Il fosso in cui cerca di attirarci Herman Koch

A distanza di sette anni da La cena, romanzo con cui lo scrittore olandese Herman Koch ha raggiunto la fama internazionale, esce in Italia Il fosso (edito da Neri Pozza – traduzione di Giorgio Testa), storia di un politico (Robert Walter), sindaco di Amsterdam, che, ossessionato dal probabile tradimento di sua moglie, inizia a dedicare alla vita privata l’attenzione che fino ad allora ha concesso solo alla carriera. Riesce così a uscire da se stesso e osservarsi mentre parla con il presidente francese in visita in Olanda, cerca di sabotare il progetto di una centrale eolica, ignora una minaccia di suicidio di un suo collaboratore scoperto a rubare, partecipa al funerale del collaboratore che si è ‘inopportunamente’ suicidato, cerca di dimostrarsi sempre il più arguto, spiritoso e affasciante fra gli uomini presenti in una sala. 


La continua maschera che deve indossare, non sembra però dargli lo stesso piacere di un tempo, ma ammettere che forse non gliene ha mai dato vorrebbe dire accettare che tutta la sua vita non ha avuto senso. E allora è molto meglio concentrarsi su sua moglie Sylvia, sulle sue intemperanze, sui suoi cambi di umore, sul suo essere così sicura di cosa sia ‘bene’ e ‘male’, comportamenti ‘tipici’ della sua meridionalità (Sylvia è originaria di un paese del sud Europa di cui Robert non ci vuole dire il nome, per non far capire verso chi si indirizzano i suoi pregiudizi).

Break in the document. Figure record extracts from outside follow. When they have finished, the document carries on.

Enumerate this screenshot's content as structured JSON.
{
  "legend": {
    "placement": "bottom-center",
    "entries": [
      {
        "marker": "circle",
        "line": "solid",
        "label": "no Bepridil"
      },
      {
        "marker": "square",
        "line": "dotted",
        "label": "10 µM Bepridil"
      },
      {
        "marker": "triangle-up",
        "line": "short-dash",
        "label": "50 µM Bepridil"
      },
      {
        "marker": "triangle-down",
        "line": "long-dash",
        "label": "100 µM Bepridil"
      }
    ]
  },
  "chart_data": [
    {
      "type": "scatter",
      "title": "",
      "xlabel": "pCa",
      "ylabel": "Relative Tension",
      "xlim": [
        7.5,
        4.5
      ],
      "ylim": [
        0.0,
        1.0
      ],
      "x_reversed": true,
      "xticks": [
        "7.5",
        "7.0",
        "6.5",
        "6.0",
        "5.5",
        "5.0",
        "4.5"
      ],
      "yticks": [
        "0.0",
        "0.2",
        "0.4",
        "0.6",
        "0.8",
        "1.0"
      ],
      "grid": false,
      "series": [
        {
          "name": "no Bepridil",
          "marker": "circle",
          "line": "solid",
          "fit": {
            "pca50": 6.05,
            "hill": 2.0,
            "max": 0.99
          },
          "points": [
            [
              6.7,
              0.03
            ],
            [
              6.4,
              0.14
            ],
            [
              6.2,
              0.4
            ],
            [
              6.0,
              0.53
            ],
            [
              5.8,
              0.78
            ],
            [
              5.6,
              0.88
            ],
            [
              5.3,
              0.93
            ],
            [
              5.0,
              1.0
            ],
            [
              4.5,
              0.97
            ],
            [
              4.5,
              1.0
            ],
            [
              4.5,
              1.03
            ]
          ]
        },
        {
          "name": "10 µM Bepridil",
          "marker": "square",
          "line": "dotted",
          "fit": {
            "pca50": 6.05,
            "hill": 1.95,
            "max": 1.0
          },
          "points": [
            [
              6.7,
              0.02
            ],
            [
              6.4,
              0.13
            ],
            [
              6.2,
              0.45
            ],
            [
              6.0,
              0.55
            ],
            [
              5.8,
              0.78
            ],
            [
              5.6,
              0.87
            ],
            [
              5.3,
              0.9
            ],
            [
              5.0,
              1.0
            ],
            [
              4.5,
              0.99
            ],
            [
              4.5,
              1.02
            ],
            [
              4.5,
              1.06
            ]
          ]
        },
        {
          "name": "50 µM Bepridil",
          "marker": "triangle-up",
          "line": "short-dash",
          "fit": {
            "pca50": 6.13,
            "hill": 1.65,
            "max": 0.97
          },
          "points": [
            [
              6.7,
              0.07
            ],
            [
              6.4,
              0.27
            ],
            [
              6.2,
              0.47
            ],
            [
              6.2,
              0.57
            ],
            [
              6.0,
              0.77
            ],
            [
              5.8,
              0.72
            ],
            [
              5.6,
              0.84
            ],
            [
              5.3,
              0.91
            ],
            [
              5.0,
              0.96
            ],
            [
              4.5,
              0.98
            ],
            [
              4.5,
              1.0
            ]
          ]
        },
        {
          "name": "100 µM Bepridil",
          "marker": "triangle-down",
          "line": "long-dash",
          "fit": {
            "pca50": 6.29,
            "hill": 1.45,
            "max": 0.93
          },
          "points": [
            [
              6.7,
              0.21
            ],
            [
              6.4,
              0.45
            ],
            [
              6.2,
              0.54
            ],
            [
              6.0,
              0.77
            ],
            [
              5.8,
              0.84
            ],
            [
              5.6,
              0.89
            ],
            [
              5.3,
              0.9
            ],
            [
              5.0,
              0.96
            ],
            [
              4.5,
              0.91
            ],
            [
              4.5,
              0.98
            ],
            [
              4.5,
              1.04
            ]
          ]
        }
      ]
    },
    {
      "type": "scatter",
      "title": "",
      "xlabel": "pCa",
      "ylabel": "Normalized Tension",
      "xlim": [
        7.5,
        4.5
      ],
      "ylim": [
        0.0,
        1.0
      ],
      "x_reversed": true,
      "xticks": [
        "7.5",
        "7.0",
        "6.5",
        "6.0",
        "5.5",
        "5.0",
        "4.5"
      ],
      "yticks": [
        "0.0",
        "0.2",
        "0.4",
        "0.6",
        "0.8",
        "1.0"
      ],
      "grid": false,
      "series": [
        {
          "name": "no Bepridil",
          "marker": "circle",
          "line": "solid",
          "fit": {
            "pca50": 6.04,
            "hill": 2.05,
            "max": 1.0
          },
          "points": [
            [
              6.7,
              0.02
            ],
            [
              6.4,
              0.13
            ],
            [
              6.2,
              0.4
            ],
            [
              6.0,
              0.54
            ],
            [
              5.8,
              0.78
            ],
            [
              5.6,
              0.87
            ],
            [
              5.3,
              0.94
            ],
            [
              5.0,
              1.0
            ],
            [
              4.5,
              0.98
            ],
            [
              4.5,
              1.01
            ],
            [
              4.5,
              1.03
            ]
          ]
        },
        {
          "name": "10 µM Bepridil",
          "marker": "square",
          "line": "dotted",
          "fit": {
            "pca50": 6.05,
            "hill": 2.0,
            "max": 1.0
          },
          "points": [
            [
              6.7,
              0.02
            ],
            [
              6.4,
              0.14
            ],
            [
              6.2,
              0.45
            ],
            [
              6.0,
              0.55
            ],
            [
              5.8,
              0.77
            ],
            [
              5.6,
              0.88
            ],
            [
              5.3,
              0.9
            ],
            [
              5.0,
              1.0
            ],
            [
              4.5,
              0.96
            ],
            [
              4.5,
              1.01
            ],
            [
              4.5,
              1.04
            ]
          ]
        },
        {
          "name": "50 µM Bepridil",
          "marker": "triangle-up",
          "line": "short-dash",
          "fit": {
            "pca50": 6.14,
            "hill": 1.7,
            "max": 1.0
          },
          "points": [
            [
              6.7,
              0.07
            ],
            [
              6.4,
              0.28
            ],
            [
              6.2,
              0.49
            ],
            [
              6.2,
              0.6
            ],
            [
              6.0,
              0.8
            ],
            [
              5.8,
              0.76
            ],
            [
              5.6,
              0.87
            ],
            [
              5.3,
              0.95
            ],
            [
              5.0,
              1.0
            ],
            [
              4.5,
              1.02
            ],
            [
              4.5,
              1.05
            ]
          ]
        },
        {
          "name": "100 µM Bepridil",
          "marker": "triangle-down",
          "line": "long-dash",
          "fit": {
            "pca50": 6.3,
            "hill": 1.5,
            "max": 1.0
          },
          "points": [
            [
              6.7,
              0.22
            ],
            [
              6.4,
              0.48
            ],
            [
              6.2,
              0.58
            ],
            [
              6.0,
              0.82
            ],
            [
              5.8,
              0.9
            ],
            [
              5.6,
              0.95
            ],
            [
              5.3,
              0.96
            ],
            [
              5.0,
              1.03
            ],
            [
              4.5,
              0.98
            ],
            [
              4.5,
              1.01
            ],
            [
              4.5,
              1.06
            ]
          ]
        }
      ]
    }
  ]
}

Inizia così un viaggio nella mente del protagonista, cui il lettore partecipa immedesimandosi subito con l’uomo che si nasconde dietro il sindaco di Amsterdam. Insicuro, egoista, capace di ignorare tutto e tutti pur di ritagliarsi dieci minuti di tranquillità, Robert incarna in sé tutte le nostre debolezze, senza vergognarsene, ma legittimandole, almeno nei dialoghi con se stesso.  



Narrato in prima persona da Herman Koch, Il fosso è una corsa sulle montagne russe dei ricordi del suo protagonista che inizia a scandagliare la propria vita per capire dove e se è iniziato l’inganno. Forse quando era con il suo migliore amico Bernard, «stesi su un prato con le teste una vicina all’altra e un filo d’erba fra i denti, a fissare il cielo blu. Ragazzini che prima cercavano di scoprire animali e altre forme nelle nuvole di passaggio, ma poi passavano a fantasticare su cosa c’era dietro quelle nuvole». Oppure quando, grazie all’insistenza di Bernard, ha incontrato sua moglie in un minuscolo paesino lontano da tutto, e lei lo ha scelto non perché se ne era innamorata, ma perché diverso da tutti gli altri uomini: debole, dolce, incapace di tradirla. O ancora quando, ascoltando suo padre che gli comunica che ha deciso di porre fine alla sua vita, Robert non è in grado di dire nulla per fermarlo. L’inganno è sempre presente, forse perché Robert stesso ne è l’incarnazione. E se Kock si è confrontato con il dilemma del flusso di coscienza (quando e per quanto tempo è possibile lasciarlo scorrere senza che il lettore perda l’orientamento) con esiti non sempre fluidi, dobbiamo dare il merito all’autore di aver costruito tutta la narrazione attorno a un unico interrogativo: Perché scendiamo a compromessi? Perché ignoriamo chi ci ama pur di non ammettere con non ci ama più? Perché la praticità prevale sull’etica? Perché democrazia e bellezza non possono andare d’accordo? Perché è necessaria una pesante dose di alcol per dire la verità? Perché fare la cosa giusta per se stessi è sbagliato per tutti gli altri? Tutte domande che si pone e ci pone il protagonista de Il fosso, non trovando mai una risposta soddisfacente, ricordandoci così che: «la più grande sfida che è stata posta a memoria d’uomo è il perché», sfida da cui nessuno di noi è esente.